The future was yesterday, is happening today, and will be tomorrow. With every end there is another beginning.
Every day we are working for something more and hopefully today, we are further than where we were yesterday.
Strength comes in waves... sometimes you are full of strength and could conquer the world... sometimes you wish you had even enough strength to conquer the day.
You push hoping that all the effort you are giving is getting you somewhere... When you get where you've been trying to go for so long, will it be the place you thought it would be? Will it be everything you dreamed?
So much counts on the decisions we make today. Or does it? Is it really that intense? If we fail is it easy to just pick up the pieces and start over again?
What if you work years to achieve a goal and realize it wasn't something you really wanted? Just start over? Deal with it? Hmmm...
There's pressure... that's obvious... because making good decisions really is important. I think what is more important though is realizing that it isn't your job or education that defines you... it's how you live your life.
Success or failure is relative. I would say that a person who failed 99 times out 100, each time with the hope that next time would be a success and never viewing their self as a failure was a success all along while the person who succeeded 99 times out of 100 and failed the final time couldn't get past the single failure and was miserable was actually a failure because of the way he perceived things.
So, here we are then... still pushing along... getting further to the finish... or do we ever truly reach a finish? I really don't think we do. I think it's just another end and a new beginning and we usually have more than several of these circulating in our lives at once.

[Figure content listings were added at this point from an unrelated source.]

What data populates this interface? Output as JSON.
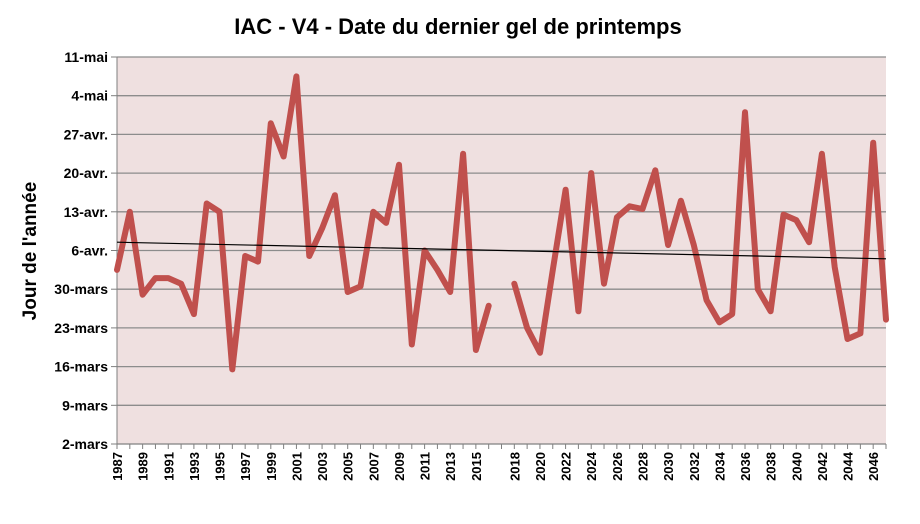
{
  "chart_data": {
    "type": "line",
    "title": "IAC - V4 - Date du dernier gel de printemps",
    "xlabel": "",
    "ylabel": "Jour de l'année",
    "x_tick_labels": [
      "1987",
      "1989",
      "1991",
      "1993",
      "1995",
      "1997",
      "1999",
      "2001",
      "2003",
      "2005",
      "2007",
      "2009",
      "2011",
      "2013",
      "2015",
      "2018",
      "2020",
      "2022",
      "2024",
      "2026",
      "2028",
      "2030",
      "2032",
      "2034",
      "2036",
      "2038",
      "2040",
      "2042",
      "2044",
      "2046"
    ],
    "y_tick_labels": [
      "2-mars",
      "9-mars",
      "16-mars",
      "23-mars",
      "30-mars",
      "6-avr.",
      "13-avr.",
      "20-avr.",
      "27-avr.",
      "4-mai",
      "11-mai"
    ],
    "y_tick_values": [
      61,
      68,
      75,
      82,
      89,
      96,
      103,
      110,
      117,
      124,
      131
    ],
    "ylim": [
      61,
      131
    ],
    "grid": true,
    "background_color": "#efe0e0",
    "series": [
      {
        "color": "#c0504d",
        "points": [
          {
            "x": 1987,
            "y": 92.5
          },
          {
            "x": 1988,
            "y": 103
          },
          {
            "x": 1989,
            "y": 88
          },
          {
            "x": 1990,
            "y": 91
          },
          {
            "x": 1991,
            "y": 91
          },
          {
            "x": 1992,
            "y": 90
          },
          {
            "x": 1993,
            "y": 84.5
          },
          {
            "x": 1994,
            "y": 104.5
          },
          {
            "x": 1995,
            "y": 103
          },
          {
            "x": 1996,
            "y": 74.5
          },
          {
            "x": 1997,
            "y": 95
          },
          {
            "x": 1998,
            "y": 94
          },
          {
            "x": 1999,
            "y": 119
          },
          {
            "x": 2000,
            "y": 113
          },
          {
            "x": 2001,
            "y": 127.5
          },
          {
            "x": 2002,
            "y": 95
          },
          {
            "x": 2003,
            "y": 100
          },
          {
            "x": 2004,
            "y": 106
          },
          {
            "x": 2005,
            "y": 88.5
          },
          {
            "x": 2006,
            "y": 89.5
          },
          {
            "x": 2007,
            "y": 103
          },
          {
            "x": 2008,
            "y": 101
          },
          {
            "x": 2009,
            "y": 111.5
          },
          {
            "x": 2010,
            "y": 79
          },
          {
            "x": 2011,
            "y": 96
          },
          {
            "x": 2012,
            "y": 92.5
          },
          {
            "x": 2013,
            "y": 88.5
          },
          {
            "x": 2014,
            "y": 113.5
          },
          {
            "x": 2015,
            "y": 78
          },
          {
            "x": 2016,
            "y": 86
          },
          {
            "x": 2017,
            "y": null
          },
          {
            "x": 2018,
            "y": 90
          },
          {
            "x": 2019,
            "y": 82
          },
          {
            "x": 2020,
            "y": 77.5
          },
          {
            "x": 2021,
            "y": 92.5
          },
          {
            "x": 2022,
            "y": 107
          },
          {
            "x": 2023,
            "y": 85
          },
          {
            "x": 2024,
            "y": 110
          },
          {
            "x": 2025,
            "y": 90
          },
          {
            "x": 2026,
            "y": 102
          },
          {
            "x": 2027,
            "y": 104
          },
          {
            "x": 2028,
            "y": 103.5
          },
          {
            "x": 2029,
            "y": 110.5
          },
          {
            "x": 2030,
            "y": 97
          },
          {
            "x": 2031,
            "y": 105
          },
          {
            "x": 2032,
            "y": 97
          },
          {
            "x": 2033,
            "y": 87
          },
          {
            "x": 2034,
            "y": 83
          },
          {
            "x": 2035,
            "y": 84.5
          },
          {
            "x": 2036,
            "y": 121
          },
          {
            "x": 2037,
            "y": 89
          },
          {
            "x": 2038,
            "y": 85
          },
          {
            "x": 2039,
            "y": 102.5
          },
          {
            "x": 2040,
            "y": 101.5
          },
          {
            "x": 2041,
            "y": 97.5
          },
          {
            "x": 2042,
            "y": 113.5
          },
          {
            "x": 2043,
            "y": 93
          },
          {
            "x": 2044,
            "y": 80
          },
          {
            "x": 2045,
            "y": 81
          },
          {
            "x": 2046,
            "y": 115.5
          },
          {
            "x": 2047,
            "y": 83.5
          }
        ]
      },
      {
        "type": "trendline",
        "color": "#000000",
        "points": [
          {
            "x": 1987,
            "y": 97.5
          },
          {
            "x": 2047,
            "y": 94.5
          }
        ]
      }
    ]
  }
}
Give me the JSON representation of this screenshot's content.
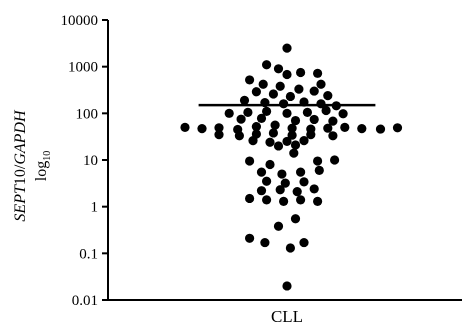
{
  "chart_data": {
    "type": "scatter",
    "y_scale": "log",
    "ylim": [
      0.01,
      10000
    ],
    "y_ticks": [
      "0.01",
      "0.1",
      "1",
      "10",
      "100",
      "1000",
      "10000"
    ],
    "y_tick_values": [
      0.01,
      0.1,
      1,
      10,
      100,
      1000,
      10000
    ],
    "categories": [
      "CLL"
    ],
    "ylabel": {
      "part1": "SEPT",
      "part2": "10/",
      "part3": "GAPDH",
      "unit_base": "log",
      "unit_sub": "10"
    },
    "grid": false,
    "legend": "none",
    "mean_line_value": 150,
    "mean_line_half_width": 0.52,
    "point_color": "#000000",
    "points": [
      {
        "offset": 0.0,
        "value": 2500
      },
      {
        "offset": -0.12,
        "value": 1100
      },
      {
        "offset": -0.05,
        "value": 900
      },
      {
        "offset": 0.08,
        "value": 750
      },
      {
        "offset": 0.18,
        "value": 720
      },
      {
        "offset": 0.0,
        "value": 680
      },
      {
        "offset": -0.22,
        "value": 520
      },
      {
        "offset": -0.14,
        "value": 420
      },
      {
        "offset": -0.04,
        "value": 380
      },
      {
        "offset": 0.2,
        "value": 420
      },
      {
        "offset": 0.07,
        "value": 330
      },
      {
        "offset": 0.16,
        "value": 300
      },
      {
        "offset": -0.18,
        "value": 290
      },
      {
        "offset": -0.08,
        "value": 260
      },
      {
        "offset": 0.24,
        "value": 240
      },
      {
        "offset": 0.02,
        "value": 230
      },
      {
        "offset": -0.25,
        "value": 190
      },
      {
        "offset": -0.13,
        "value": 170
      },
      {
        "offset": -0.02,
        "value": 160
      },
      {
        "offset": 0.1,
        "value": 175
      },
      {
        "offset": 0.2,
        "value": 160
      },
      {
        "offset": 0.29,
        "value": 145
      },
      {
        "offset": -0.34,
        "value": 100
      },
      {
        "offset": -0.23,
        "value": 105
      },
      {
        "offset": -0.12,
        "value": 110
      },
      {
        "offset": 0.0,
        "value": 100
      },
      {
        "offset": 0.12,
        "value": 105
      },
      {
        "offset": 0.23,
        "value": 115
      },
      {
        "offset": 0.33,
        "value": 98
      },
      {
        "offset": -0.27,
        "value": 75
      },
      {
        "offset": -0.15,
        "value": 78
      },
      {
        "offset": 0.05,
        "value": 70
      },
      {
        "offset": 0.16,
        "value": 74
      },
      {
        "offset": 0.27,
        "value": 68
      },
      {
        "offset": -0.6,
        "value": 50
      },
      {
        "offset": -0.5,
        "value": 47
      },
      {
        "offset": -0.4,
        "value": 49
      },
      {
        "offset": -0.29,
        "value": 45
      },
      {
        "offset": -0.18,
        "value": 52
      },
      {
        "offset": -0.07,
        "value": 56
      },
      {
        "offset": 0.03,
        "value": 48
      },
      {
        "offset": 0.14,
        "value": 46
      },
      {
        "offset": 0.24,
        "value": 48
      },
      {
        "offset": 0.34,
        "value": 50
      },
      {
        "offset": 0.44,
        "value": 47
      },
      {
        "offset": 0.55,
        "value": 46
      },
      {
        "offset": 0.65,
        "value": 49
      },
      {
        "offset": -0.4,
        "value": 35
      },
      {
        "offset": -0.28,
        "value": 33
      },
      {
        "offset": -0.18,
        "value": 36
      },
      {
        "offset": -0.08,
        "value": 38
      },
      {
        "offset": 0.03,
        "value": 34
      },
      {
        "offset": 0.14,
        "value": 35
      },
      {
        "offset": 0.27,
        "value": 33
      },
      {
        "offset": -0.2,
        "value": 26
      },
      {
        "offset": -0.1,
        "value": 24
      },
      {
        "offset": 0.0,
        "value": 25
      },
      {
        "offset": 0.1,
        "value": 26
      },
      {
        "offset": -0.05,
        "value": 20
      },
      {
        "offset": 0.05,
        "value": 21
      },
      {
        "offset": 0.04,
        "value": 14
      },
      {
        "offset": -0.22,
        "value": 9.5
      },
      {
        "offset": -0.1,
        "value": 8.0
      },
      {
        "offset": 0.18,
        "value": 9.5
      },
      {
        "offset": 0.28,
        "value": 10
      },
      {
        "offset": -0.15,
        "value": 5.5
      },
      {
        "offset": -0.03,
        "value": 5.0
      },
      {
        "offset": 0.08,
        "value": 5.5
      },
      {
        "offset": 0.19,
        "value": 6.0
      },
      {
        "offset": -0.12,
        "value": 3.5
      },
      {
        "offset": -0.01,
        "value": 3.2
      },
      {
        "offset": 0.1,
        "value": 3.4
      },
      {
        "offset": -0.15,
        "value": 2.2
      },
      {
        "offset": -0.04,
        "value": 2.3
      },
      {
        "offset": 0.06,
        "value": 2.1
      },
      {
        "offset": 0.16,
        "value": 2.4
      },
      {
        "offset": -0.22,
        "value": 1.5
      },
      {
        "offset": -0.12,
        "value": 1.4
      },
      {
        "offset": -0.02,
        "value": 1.3
      },
      {
        "offset": 0.08,
        "value": 1.4
      },
      {
        "offset": 0.18,
        "value": 1.3
      },
      {
        "offset": 0.05,
        "value": 0.55
      },
      {
        "offset": -0.05,
        "value": 0.38
      },
      {
        "offset": -0.22,
        "value": 0.21
      },
      {
        "offset": -0.13,
        "value": 0.17
      },
      {
        "offset": 0.1,
        "value": 0.17
      },
      {
        "offset": 0.02,
        "value": 0.13
      },
      {
        "offset": 0.0,
        "value": 0.02
      }
    ]
  }
}
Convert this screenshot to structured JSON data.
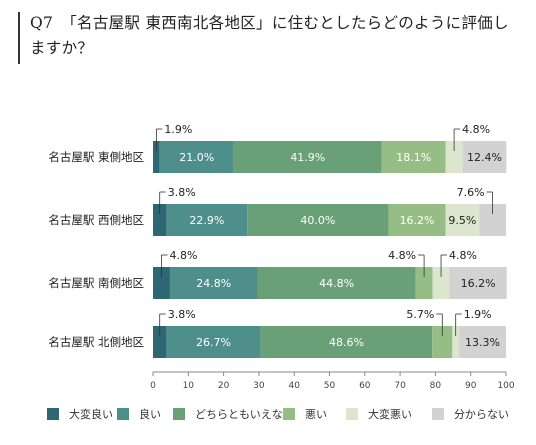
{
  "title": "Q7　「名古屋駅 東西南北各地区」に住むとしたらどのように評価しますか？",
  "chart_data": {
    "type": "bar",
    "orientation": "horizontal",
    "stacked": true,
    "title": "Q7　「名古屋駅 東西南北各地区」に住むとしたらどのように評価しますか？",
    "categories": [
      "名古屋駅 東側地区",
      "名古屋駅 西側地区",
      "名古屋駅 南側地区",
      "名古屋駅 北側地区"
    ],
    "series": [
      {
        "name": "大変良い",
        "color": "#2e6674",
        "values": [
          1.9,
          3.8,
          4.8,
          3.8
        ]
      },
      {
        "name": "良い",
        "color": "#4e8e8b",
        "values": [
          21.0,
          22.9,
          24.8,
          26.7
        ]
      },
      {
        "name": "どちらともいえない",
        "color": "#6aa077",
        "values": [
          41.9,
          40.0,
          44.8,
          48.6
        ]
      },
      {
        "name": "悪い",
        "color": "#97bd86",
        "values": [
          18.1,
          16.2,
          4.8,
          5.7
        ]
      },
      {
        "name": "大変悪い",
        "color": "#dce6ce",
        "values": [
          4.8,
          9.5,
          4.8,
          1.9
        ]
      },
      {
        "name": "分からない",
        "color": "#d2d2d2",
        "values": [
          12.4,
          7.6,
          16.2,
          13.3
        ]
      }
    ],
    "labels": [
      [
        "1.9%",
        "21.0%",
        "41.9%",
        "18.1%",
        "4.8%",
        "12.4%"
      ],
      [
        "3.8%",
        "22.9%",
        "40.0%",
        "16.2%",
        "9.5%",
        "7.6%"
      ],
      [
        "4.8%",
        "24.8%",
        "44.8%",
        "4.8%",
        "4.8%",
        "16.2%"
      ],
      [
        "3.8%",
        "26.7%",
        "48.6%",
        "5.7%",
        "1.9%",
        "13.3%"
      ]
    ],
    "xlim": [
      0,
      100
    ],
    "xticks": [
      0,
      10,
      20,
      30,
      40,
      50,
      60,
      70,
      80,
      90,
      100
    ],
    "legend_position": "bottom",
    "grid": false
  }
}
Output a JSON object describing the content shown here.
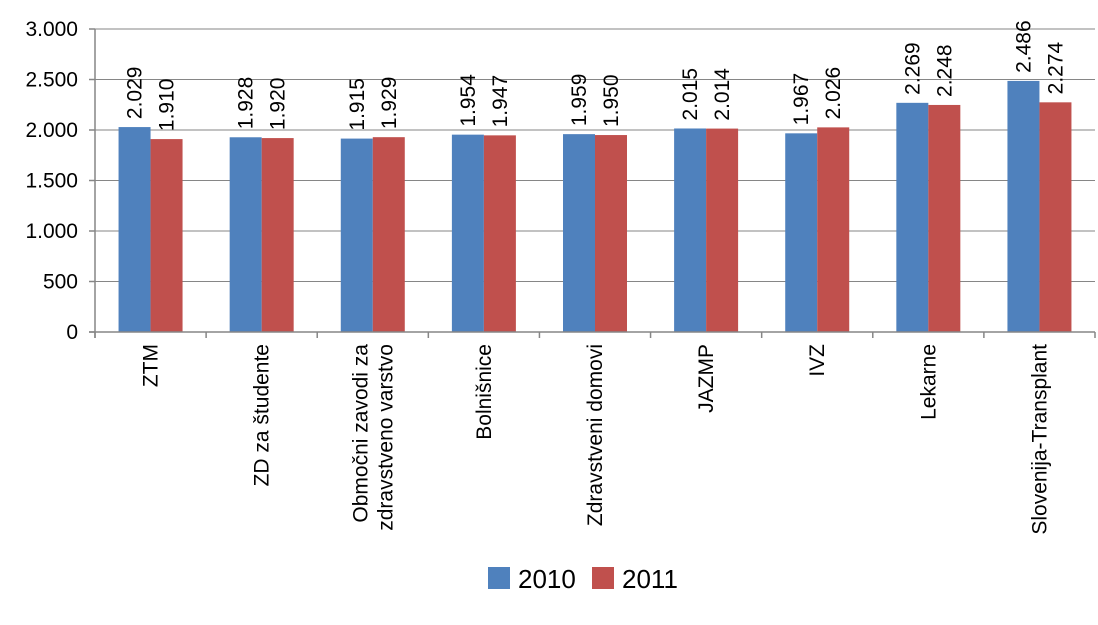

It's funny how sometimes when you feel the weakest you are actually exhibiting your strongest qualities.
Everyday there's a new lesson to be learned. Sometimes you learn a lesson today from an action or actions from years ago when you weren't even the same person. Gotta love that karma...
I think life just has it's way of working itself out. I know that even when I am the most scared or sad and I don't know how things are going to turn out or what I should do next... I really do just trust God and things go in the right direction.